Click to download – Parent’s Q&A Checklist for Teaching Children About Firearms
At what age did you learn to shoot? I learned to shoot at five-years-old. Is this an appropriate age? You know your children’s capabilities and maturity better than anyone else. Do you think they’re old enough to begin handling a firearm?
I learned to shoot at the age of five because my dad was preparing to teach my older brother how to hunt. Was I of age to go hunting? According to the law in our state, I wasn’t old enough to hunt. However, the shooting lesson wasn’t about tagging animals; it was about safety.

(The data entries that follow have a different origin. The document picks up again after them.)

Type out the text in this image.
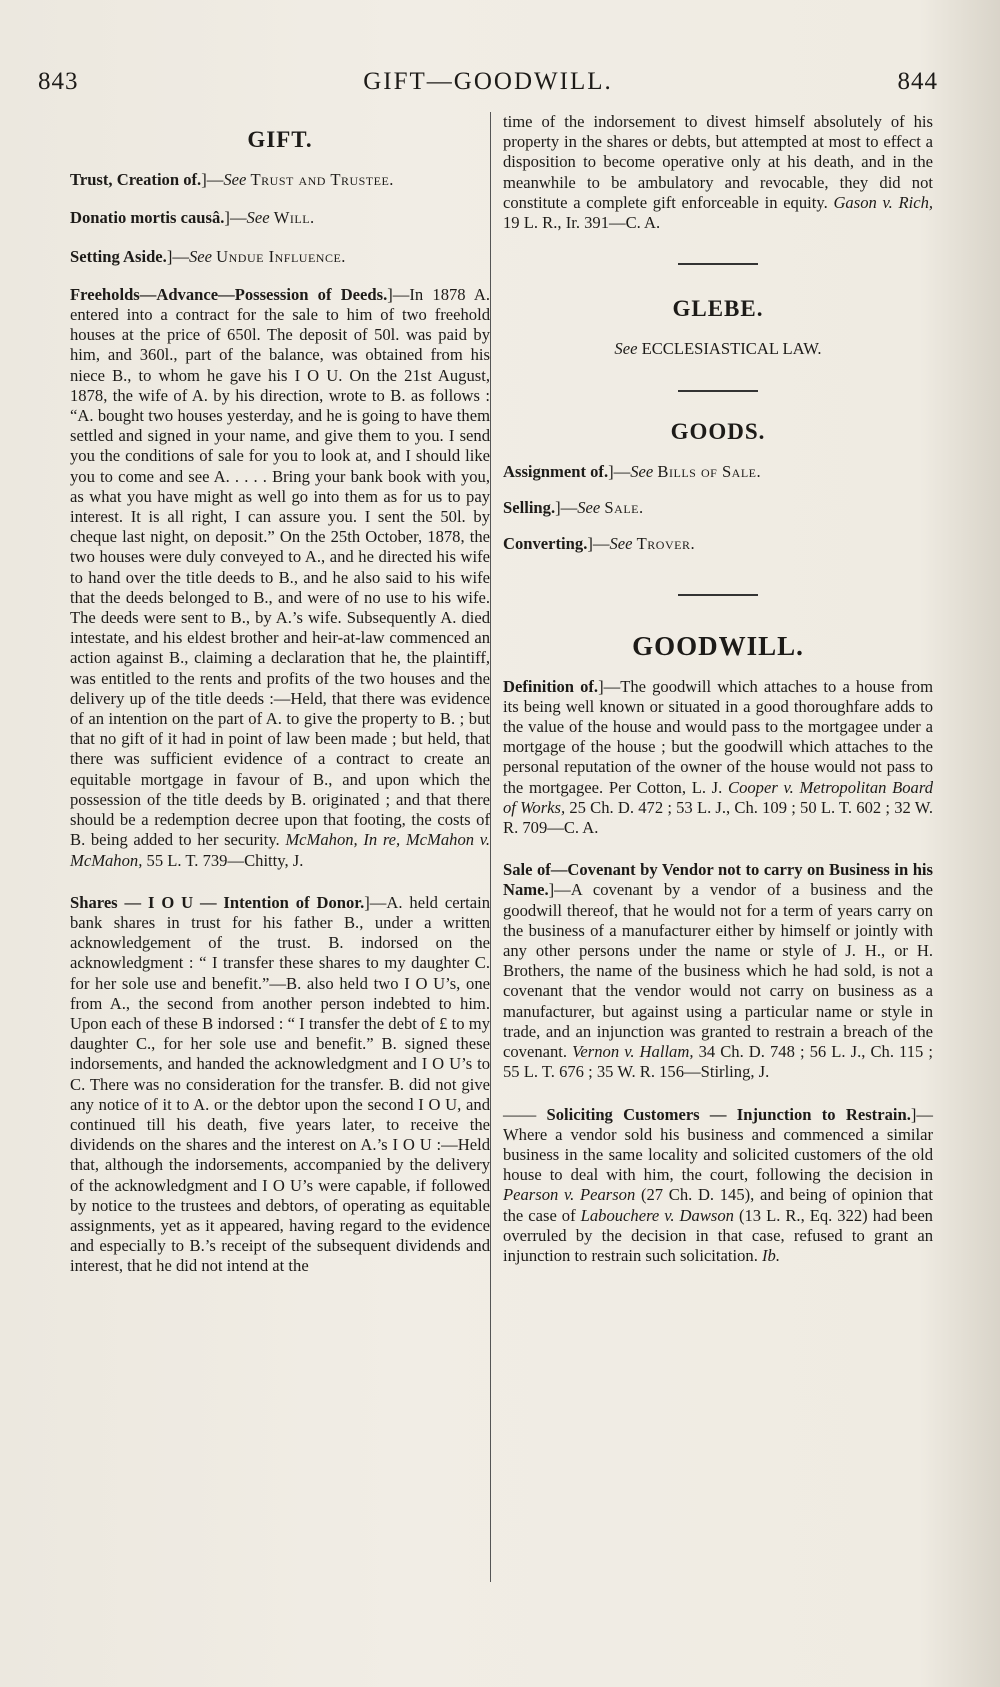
843	GIFT—GOODWILL.	844
GIFT.

Trust, Creation of.]—See Trust and Trustee.

Donatio mortis causâ.]—See Will.

Setting Aside.]—See Undue Influence.

Freeholds—Advance—Possession of Deeds.]—In 1878 A. entered into a contract for the sale to him of two freehold houses at the price of 650l. The deposit of 50l. was paid by him, and 360l., part of the balance, was obtained from his niece B., to whom he gave his I O U. On the 21st August, 1878, the wife of A. by his direction, wrote to B. as follows : “A. bought two houses yesterday, and he is going to have them settled and signed in your name, and give them to you. I send you the conditions of sale for you to look at, and I should like you to come and see A. . . . . Bring your bank book with you, as what you have might as well go into them as for us to pay interest. It is all right, I can assure you. I sent the 50l. by cheque last night, on deposit.” On the 25th October, 1878, the two houses were duly conveyed to A., and he directed his wife to hand over the title deeds to B., and he also said to his wife that the deeds belonged to B., and were of no use to his wife. The deeds were sent to B., by A.’s wife. Subsequently A. died intestate, and his eldest brother and heir-at-law commenced an action against B., claiming a declaration that he, the plaintiff, was entitled to the rents and profits of the two houses and the delivery up of the title deeds :—Held, that there was evidence of an intention on the part of A. to give the property to B. ; but that no gift of it had in point of law been made ; but held, that there was sufficient evidence of a contract to create an equitable mortgage in favour of B., and upon which the possession of the title deeds by B. originated ; and that there should be a redemption decree upon that footing, the costs of B. being added to her security. McMahon, In re, McMahon v. McMahon, 55 L. T. 739—Chitty, J.

Shares — I O U — Intention of Donor.]—A. held certain bank shares in trust for his father B., under a written acknowledgement of the trust. B. indorsed on the acknowledgment : “ I transfer these shares to my daughter C. for her sole use and benefit.”—B. also held two I O U’s, one from A., the second from another person indebted to him. Upon each of these B indorsed : “ I transfer the debt of £ to my daughter C., for her sole use and benefit.” B. signed these indorsements, and handed the acknowledgment and I O U’s to C. There was no consideration for the transfer. B. did not give any notice of it to A. or the debtor upon the second I O U, and continued till his death, five years later, to receive the dividends on the shares and the interest on A.’s I O U :—Held that, although the indorsements, accompanied by the delivery of the acknowledgment and I O U’s were capable, if followed by notice to the trustees and debtors, of operating as equitable assignments, yet as it appeared, having regard to the evidence and especially to B.’s receipt of the subsequent dividends and interest, that he did not intend at the

time of the indorsement to divest himself absolutely of his property in the shares or debts, but attempted at most to effect a disposition to become operative only at his death, and in the meanwhile to be ambulatory and revocable, they did not constitute a complete gift enforceable in equity. Gason v. Rich, 19 L. R., Ir. 391—C. A.

GLEBE.

See ECCLESIASTICAL LAW.

GOODS.

Assignment of.]—See Bills of Sale.

Selling.]—See Sale.

Converting.]—See Trover.

GOODWILL.

Definition of.]—The goodwill which attaches to a house from its being well known or situated in a good thoroughfare adds to the value of the house and would pass to the mortgagee under a mortgage of the house ; but the goodwill which attaches to the personal reputation of the owner of the house would not pass to the mortgagee. Per Cotton, L. J. Cooper v. Metropolitan Board of Works, 25 Ch. D. 472 ; 53 L. J., Ch. 109 ; 50 L. T. 602 ; 32 W. R. 709—C. A.

Sale of—Covenant by Vendor not to carry on Business in his Name.]—A covenant by a vendor of a business and the goodwill thereof, that he would not for a term of years carry on the business of a manufacturer either by himself or jointly with any other persons under the name or style of J. H., or H. Brothers, the name of the business which he had sold, is not a covenant that the vendor would not carry on business as a manufacturer, but against using a particular name or style in trade, and an injunction was granted to restrain a breach of the covenant. Vernon v. Hallam, 34 Ch. D. 748 ; 56 L. J., Ch. 115 ; 55 L. T. 676 ; 35 W. R. 156—Stirling, J.

—— Soliciting Customers — Injunction to Restrain.]—Where a vendor sold his business and commenced a similar business in the same locality and solicited customers of the old house to deal with him, the court, following the decision in Pearson v. Pearson (27 Ch. D. 145), and being of opinion that the case of Labouchere v. Dawson (13 L. R., Eq. 322) had been overruled by the decision in that case, refused to grant an injunction to restrain such solicitation. Ib.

My father wanted to make sure his family was safe. He knew I’d see my brother with a gun, and he had to eliminate my lack of knowledge to get a jump on any curiosity I might garner.
How mature is your child?
Is your child attentive?
Does your child follow the rules?
Does your child show signs of respect?
When you're deciding what your child should learn about firearms, consider these questions, but that's not all.
You have guns in the house. Are they locked up? If you need trigger locks or other means of safely storing your firearms, you can look to NSSF’s Project Childsafe for help.
Never rely on a hiding spot for your gun. What game did you learn to play when you were a youngster? Yep. Hide and Seek. Do you think your children aren’t going to be good at this game? Don’t chance it — lock up your guns.
Have you ever thought about what your child will do if they’re at a friend’s house and they come across a gun? A great place to start teaching a youngster about guns is with NRA’s Eddie Eagle GunSafe.
Begin teaching your children gun safety long before you give them the hands-on experience. Ultimately, the choice is yours. It’s up to you. As I said, you know your children better than anyone else, and you should be able to decide. And, just as with a treat at the store, it is okay to say, “No.” If they’re not ready, they’re not ready.
Teaching your children is a bonding experience and one that is empowering to them. Once you've made up your mind to take them to the range to watch your live-fire, or to get behind the trigger, always remember to get equipment that fits and focus on safety.